In the performance of various industrial operations, workmen must sometimes wear gloves to protect their hands from abrasion, corrosive chemicals, electrical shock, heat and other dangers where direct contact with the skin would otherwise cause harm. Many situations arise where the gloved hand must be used in and around machinery and, unfortunately, painful and crippling injuries have been caused in the past when the tip end of a finger or thumb portion or palm or top hand section of a glove is caught by a moving machine element and the pulling action carries the finger and its covering and the attached portion of the glove covering the hand into the machine. This has always been a more or less serious problem for workmen, especially when the material being worked upon must be manually guided to be fed between machine elements such as wringer rolls where the tip end of one of the finger or thumb portions of the glove might fall into the bight of the rollers. Such glove-caused accidents seem to be more prevalent with machines such as rollers, shears, punch presses, wringers, crimping, drilling, milling, bending and others in which similar operations are performed.

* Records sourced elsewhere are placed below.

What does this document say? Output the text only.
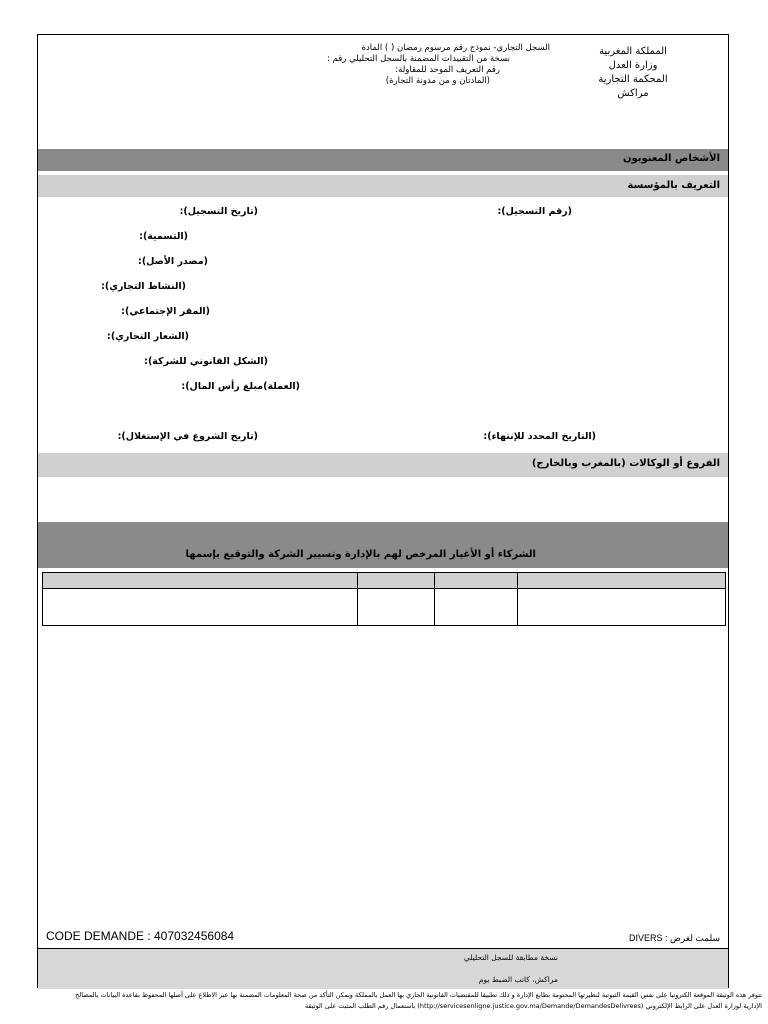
المملكة المغربية
وزارة العدل
المحكمة التجارية
مراكش
السجل التجاري- نموذج رقم مرسوم رمضان ( ) المادة
نسخة من التقييدات المضمنة بالسجل التحليلي رقم :
رقم التعريف الموحد للمقاولة:
(المادتان و من مدونة التجارة)
الأشخاص المعنويون
التعريف بالمؤسسة
(رقم التسجيل):
(تاريخ التسجيل):
(التسمية):
(مصدر الأصل):
(النشاط التجاري):
(المقر الإجتماعي):
(الشعار التجاري):
(الشكل القانوني للشركة):
(العملة)مبلغ رأس المال):
(التاريخ المحدد للإنتهاء):
(تاريخ الشروع في الإستغلال):
الفروع أو الوكالات (بالمغرب وبالخارج)
الشركاء أو الأغيار المرخص لهم بالإدارة وتسيير الشركة والتوقيع بإسمها

CODE DEMANDE : 407032456084	سلمت لغرض : DIVERS
نسخة مطابقة للسجل التحليلي
مراكش، كاتب الضبط يوم
تتوفر هذه الوثيقة الموقعة الكترونيا على نفس القيمة الثبوتية لنظيرتها المختومة بطابع الإدارة و ذلك تطبيقا للمقتضيات القانونية الجاري بها العمل بالمملكة ويمكن التأكد من صحة المعلومات المضمنة بها عبر الاطلاع على أصلها المحفوظ بقاعدة البيانات بالمصالح
الإدارية لوزارة العدل على الرابط الإلكتروني (http://servicesenligne.justice.gov.ma/Demande/DemandesDelivrees) باستعمال رقم الطلب المثبت على الوثيقة
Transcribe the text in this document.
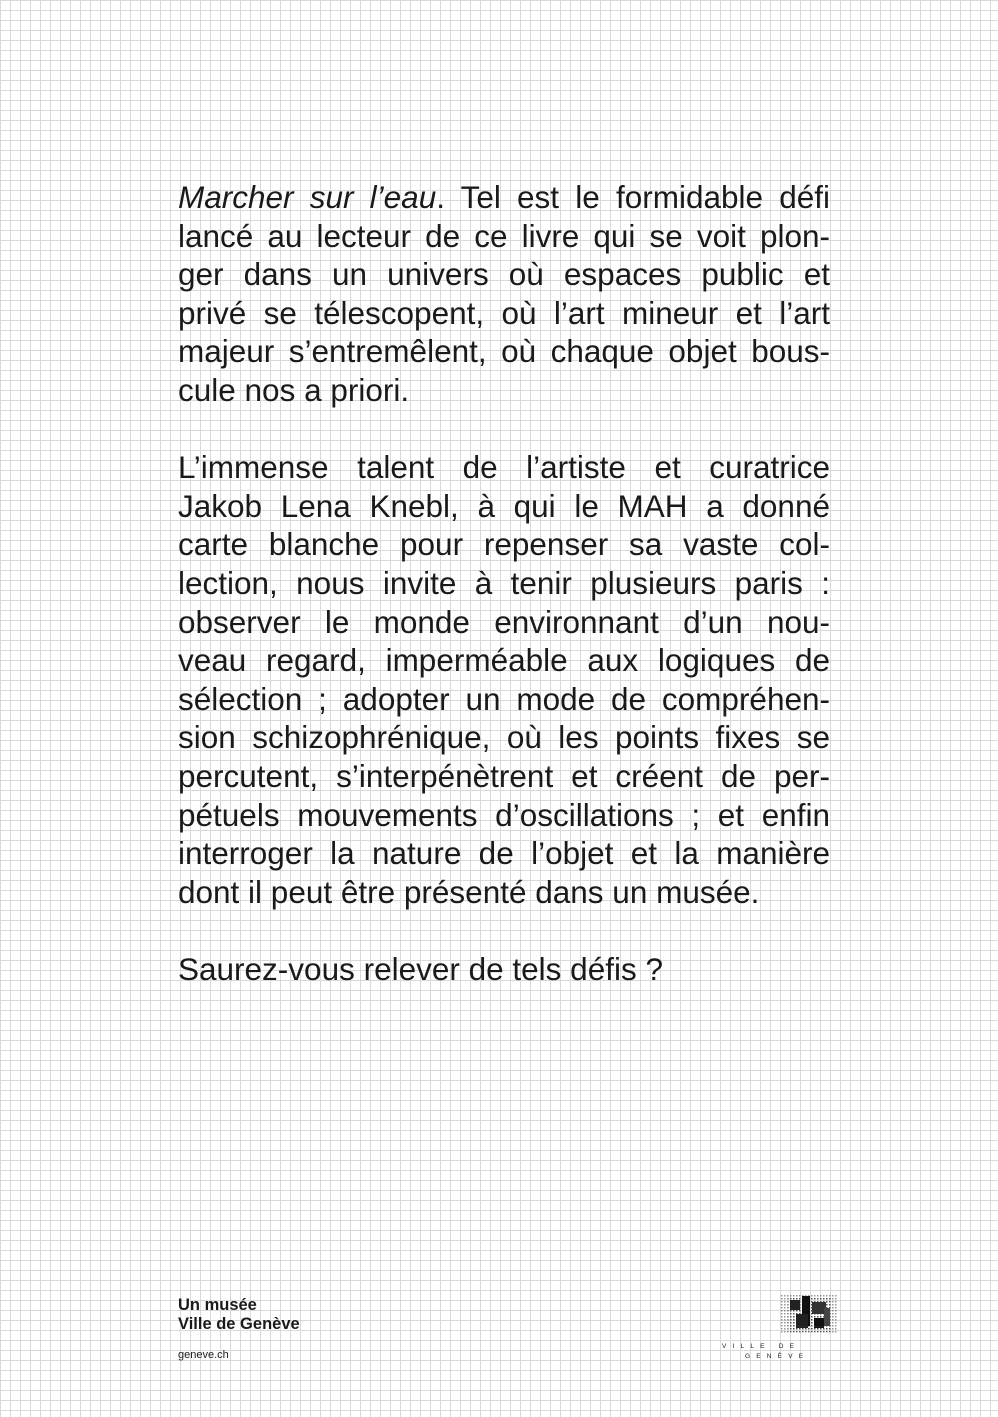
Marcher sur l’eau. Tel est le formidable défi
lancé au lecteur de ce livre qui se voit plon-
ger dans un univers où espaces public et
privé se télescopent, où l’art mineur et l’art
majeur s’entremêlent, où chaque objet bous-
cule nos a priori.

L’immense talent de l’artiste et curatrice
Jakob Lena Knebl, à qui le MAH a donné
carte blanche pour repenser sa vaste col-
lection, nous invite à tenir plusieurs paris :
observer le monde environnant d’un nou-
veau regard, imperméable aux logiques de
sélection ; adopter un mode de compréhen-
sion schizophrénique, où les points fixes se
percutent, s’interpénètrent et créent de per-
pétuels mouvements d’oscillations ; et enfin
interroger la nature de l’objet et la manière
dont il peut être présenté dans un musée.

Saurez-vous relever de tels défis ?

Un musée
Ville de Genève
geneve.ch
VILLE DE
GENÈVE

Frequently it is necessary in the chemical and electrical arts, to provide gloves that give insulation against heat and electrical shocks and from reactions with chemical agents. Workmen in these shops may be required to wear such gloves that simultaneously protect the user against the chemical reaction and electrical shocks as well as from machine caused accidents.

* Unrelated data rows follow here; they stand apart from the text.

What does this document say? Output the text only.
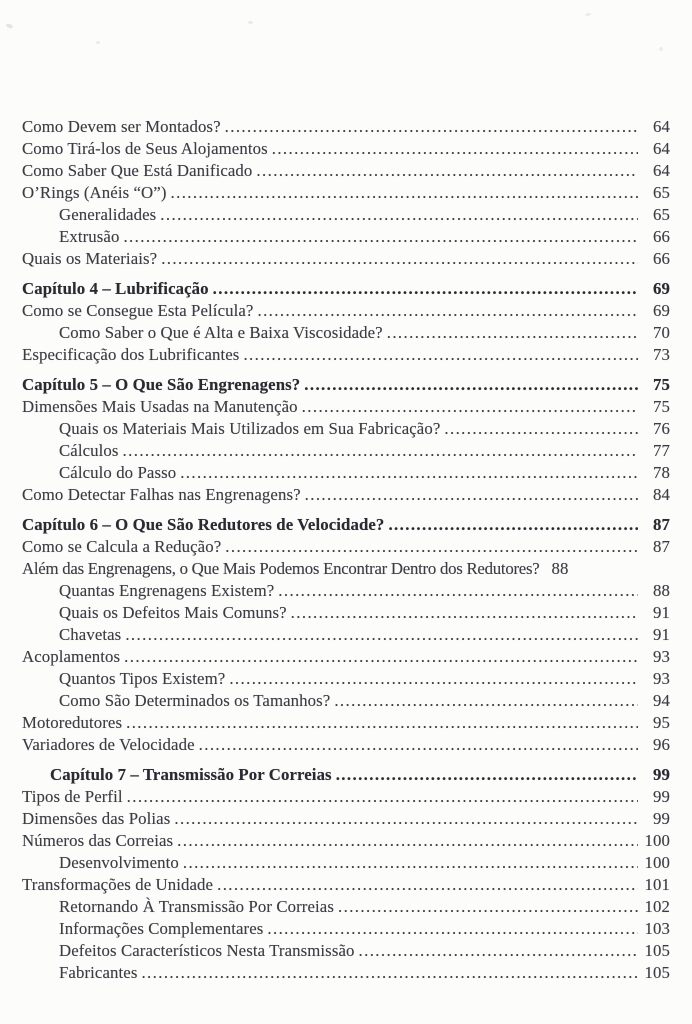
Como Devem ser Montados? .....	64
Como Tirá-los de Seus Alojamentos .....	64
Como Saber Que Está Danificado .....	64
O’Rings (Anéis “O”) .....	65
Generalidades .....	65
Extrusão .....	66
Quais os Materiais? .....	66
Capítulo 4 – Lubrificação .....	69
Como se Consegue Esta Película? .....	69
Como Saber o Que é Alta e Baixa Viscosidade? .....	70
Especificação dos Lubrificantes .....	73
Capítulo 5 – O Que São Engrenagens? .....	75
Dimensões Mais Usadas na Manutenção .....	75
Quais os Materiais Mais Utilizados em Sua Fabricação? .....	76
Cálculos .....	77
Cálculo do Passo .....	78
Como Detectar Falhas nas Engrenagens? .....	84
Capítulo 6 – O Que São Redutores de Velocidade? .....	87
Como se Calcula a Redução? .....	87
Além das Engrenagens, o Que Mais Podemos Encontrar Dentro dos Redutores? 88
Quantas Engrenagens Existem? .....	88
Quais os Defeitos Mais Comuns? .....	91
Chavetas .....	91
Acoplamentos .....	93
Quantos Tipos Existem? .....	93
Como São Determinados os Tamanhos? .....	94
Motoredutores .....	95
Variadores de Velocidade .....	96
Capítulo 7 – Transmissão Por Correias .....	99
Tipos de Perfil .....	99
Dimensões das Polias .....	99
Números das Correias .....	100
Desenvolvimento .....	100
Transformações de Unidade .....	101
Retornando À Transmissão Por Correias .....	102
Informações Complementares .....	103
Defeitos Característicos Nesta Transmissão .....	105
Fabricantes .....	105
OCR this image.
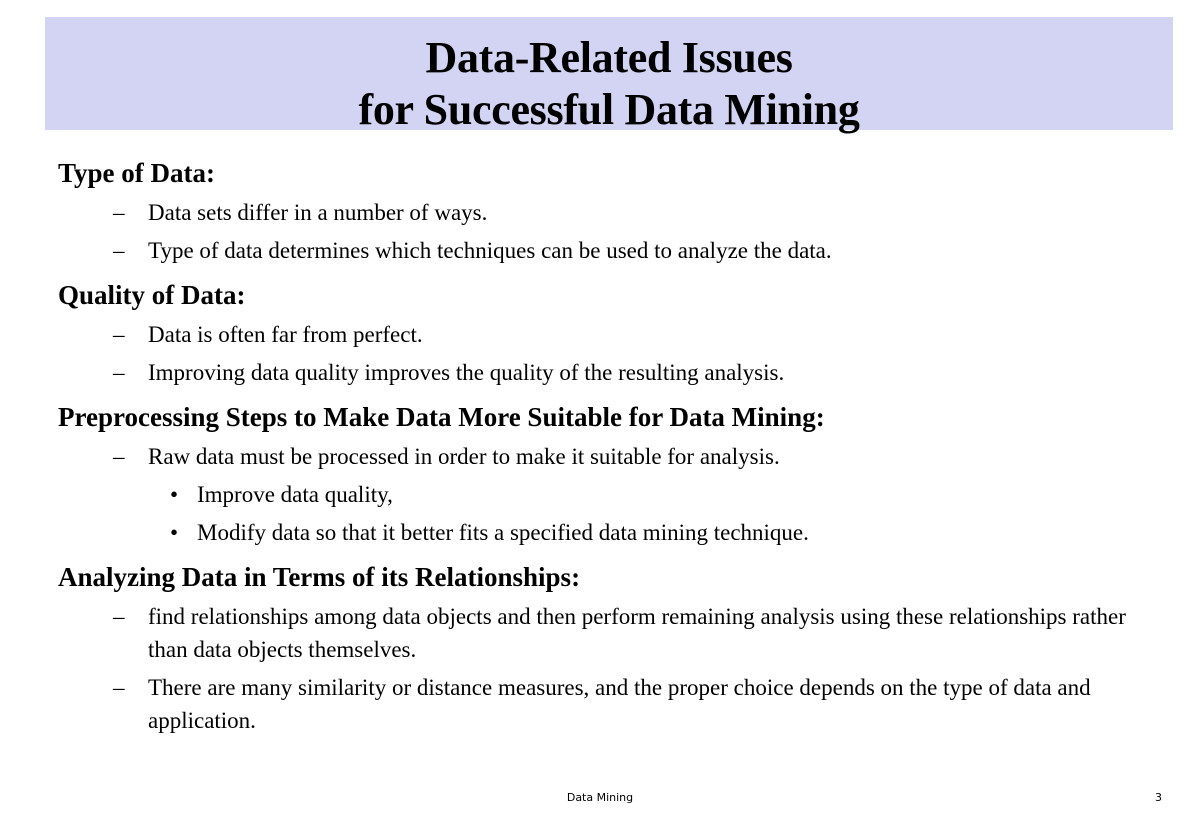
Data-Related Issues
for Successful Data Mining

Type of Data:

– Data sets differ in a number of ways.
– Type of data determines which techniques can be used to analyze the data.

Quality of Data:

– Data is often far from perfect.
– Improving data quality improves the quality of the resulting analysis.

Preprocessing Steps to Make Data More Suitable for Data Mining:

– Raw data must be processed in order to make it suitable for analysis.
• Improve data quality,
• Modify data so that it better fits a specified data mining technique.

Analyzing Data in Terms of its Relationships:

– find relationships among data objects and then perform remaining analysis using these relationships rather than data objects themselves.
– There are many similarity or distance measures, and the proper choice depends on the type of data and application.
Data Mining	3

Various proposals have been made for the construction of protective gloves for use around machinery as exemplified in the U.S. Pat. Nos. 2,686,316 to Linn, 2,923,946 to Nielson, 3,290,695 to Burtoff, 3,184,756 to DeLuca, Jr., 3,386,104 to Casey, and 3,732,575 to Pakulak. All of these disclosures propose to solve the accident and damage control problem by providing armor within the glove structure to protect the area apt to be damaged, from contact with the machinery.
These disclosures all basically include a conventional glove having a body portion with integral finger and thumb covering portions that have protection built into the gloves to preclude the machine parts from reaching the fingers or other parts of the hand even though the glove with the fingers and palm of the hand has been pulled into a position between the moving parts of the machine. The finger portions are not made to be separated from the main body of the glove.
Separable finger portions attached to a glove are not shown in the above, but separable wear shields that provide a separate covering adapted to be worn over the finger and thumb portions of a conventional glove are shown in prior U.S. Pat. Nos. 1,358,823, 1,358,824 and 1,620,444, all issued to Burden. All of these patented disclosures provide gloves adapted to be used to protect the palm and fingers of the hand until the finger or thumb portions become substantially worn. The Burden constructions all provide finger portion covering means adapted to be fitted over these worn finger portions to prolong the use of the entire glove means. The attaching loops on the stalls described provide for more or less permanent installation of these cover elements on the finger portions of the basic glove structure until the stalls themselves become worn enough to require replacement. The permanently attached finger portions of the Burden gloves are always present either alone or with their covering sheaths.
The prior art known to the inventor also includes U.S. Pat. No. 2,649,587 to Swearingen that provides an apron mounted on a spring frame that is adapted to support the apron on a workman's body. The spring frame normally supports the bib and apron in front of the workman but should the apron catch on fire or be engaged in a machine, the apron and its associated spring support may be removed in a fraction of a second since there are no strings to untie. The entire garment, together with the spring support, is stripped from the wearing when an emergency arises.